Simulate Before Actuate
also known as Dry-Run Harness, Simulate-Then-Commit, Pre-Action Simulation Gate
Before issuing an irreversible action, run a deterministic simulation that computes pre-conditions, invariants, and expected deltas; require a verifier — automated or human — to green-light the simulated outcome before the real command is sent.
Context
An agent has tools that take irreversible actions: filesystem writes, database mutations, infrastructure changes, browser actions on a live site, payments, emails. The cost of a wrong action is high. The agent itself is non-deterministic and occasionally proposes plausible-looking actions that are wrong in subtle ways: deletes the wrong key, sends to the wrong recipient, mutates the wrong row.
Problem
Letting the agent commit irreversible actions on a single proposal exposes the system to silent, hard-to-rollback damage. Pure human-in-the-loop is too slow for the volume; pure trust-the-agent is too dangerous. Recent practitioner write-ups (Joakim Vivas' '17 agentic architectures' survey) and the arXiv 'Architectures for Building Agentic the model' chapter and 'Deterministic Pre-Action Authorization' preprint converge on a deterministic simulation step: run the proposed action against a digital twin, sandbox replay, or dry-run flag; compute the resulting state and the diff; require sign-off on the diff before committing.
Forces
- Irreversible actions deserve more scrutiny than reversible ones, but the agent's proposal does not distinguish.

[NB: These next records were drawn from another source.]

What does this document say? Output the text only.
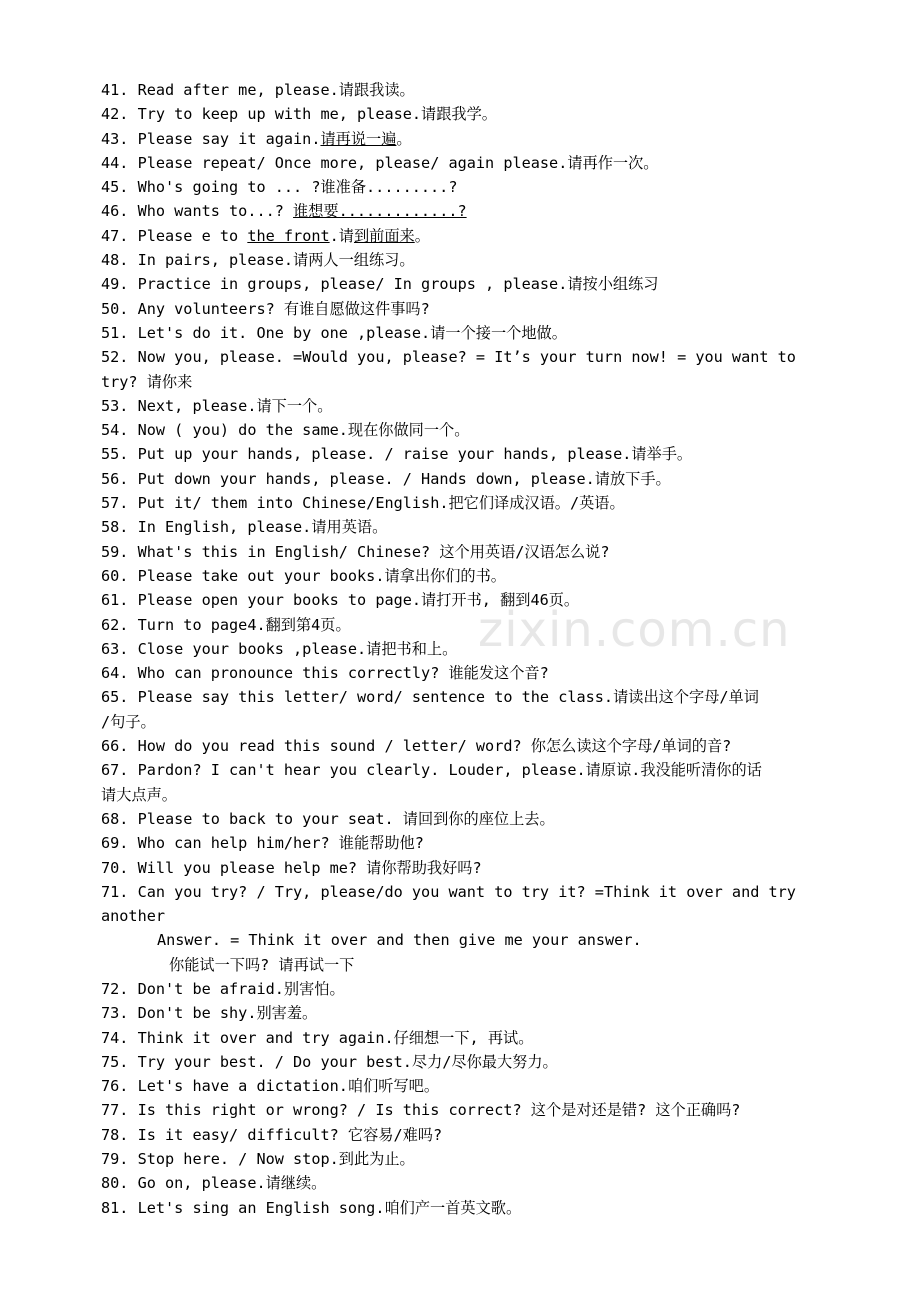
41. Read after me, please.请跟我读。
42. Try to keep up with me, please.请跟我学。
43. Please say it again.请再说一遍。
44. Please repeat/ Once more, please/ again please.请再作一次。
45. Who's going to ... ?谁准备.........?
46. Who wants to...? 谁想要.............?
47. Please e to the front.请到前面来。
48. In pairs, please.请两人一组练习。
49. Practice in groups, please/ In groups , please.请按小组练习
50. Any volunteers? 有谁自愿做这件事吗?
51. Let's do it. One by one ,please.请一个接一个地做。
52. Now you, please. =Would you, please? = It’s your turn now! = you want to
try? 请你来
53. Next, please.请下一个。
54. Now ( you) do the same.现在你做同一个。
55. Put up your hands, please. / raise your hands, please.请举手。
56. Put down your hands, please. / Hands down, please.请放下手。
57. Put it/ them into Chinese/English.把它们译成汉语。/英语。
58. In English, please.请用英语。
59. What's this in English/ Chinese? 这个用英语/汉语怎么说?
60. Please take out your books.请拿出你们的书。
61. Please open your books to page.请打开书, 翻到46页。
62. Turn to page4.翻到第4页。
63. Close your books ,please.请把书和上。
64. Who can pronounce this correctly? 谁能发这个音?
65. Please say this letter/ word/ sentence to the class.请读出这个字母/单词
/句子。
66. How do you read this sound / letter/ word? 你怎么读这个字母/单词的音?
67. Pardon? I can't hear you clearly. Louder, please.请原谅.我没能听清你的话
请大点声。
68. Please to back to your seat. 请回到你的座位上去。
69. Who can help him/her? 谁能帮助他?
70. Will you please help me? 请你帮助我好吗?
71. Can you try? / Try, please/do you want to try it? =Think it over and try
another
Answer. = Think it over and then give me your answer.
你能试一下吗? 请再试一下
72. Don't be afraid.别害怕。
73. Don't be shy.别害羞。
74. Think it over and try again.仔细想一下, 再试。
75. Try your best. / Do your best.尽力/尽你最大努力。
76. Let's have a dictation.咱们听写吧。
77. Is this right or wrong? / Is this correct? 这个是对还是错? 这个正确吗?
78. Is it easy/ difficult? 它容易/难吗?
79. Stop here. / Now stop.到此为止。
80. Go on, please.请继续。
81. Let's sing an English song.咱们产一首英文歌。
zixin.com.cn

- Full human-in-the-loop is too slow at production volume; a deterministic verifier can scale.
- A simulation has to be faithful enough that 'passes the sim' implies 'safe in reality' — otherwise the gate is theatre.
- Some action surfaces have no simulator (external APIs without sandboxes, partner systems); the pattern then degrades to dry-run flags, schema validation, or HITL.
Example
A devops agent receives a request to clean up unused Kubernetes resources. It proposes 'kubectl delete pod app-prod-7d3'. The wrapper intercepts the call, runs it with --dry-run=server, reads the simulated diff: 'will delete 1 pod, will scale Deployment app-prod from 3 to 2, will not affect Service'. The verifier checks invariants: target namespace is in the agent's allowed scope, deletion count is under cap, no destructive label match. All green; the real call goes out. On a different invocation the agent proposes deleting a pod in kube-system; same flow, the verifier rejects (namespace not in allowed scope), the agent gets an error back and replans.
Diagram
Solution
Therefore:
Decompose the action surface: for each irreversible tool, define a faithful simulator (digital twin, sandbox replay, dry-run mode, snapshot DOM for web, transactional rollback for DBs). Wrap the tool so every call runs simulation → verifier → execute. The verifier is automated where the invariants can be encoded (no destructive deletes without explicit flag, no out-of-budget transfers) and falls back to human-in-the-loop where they cannot. Where no simulator exists, refuse to call without HITL approval.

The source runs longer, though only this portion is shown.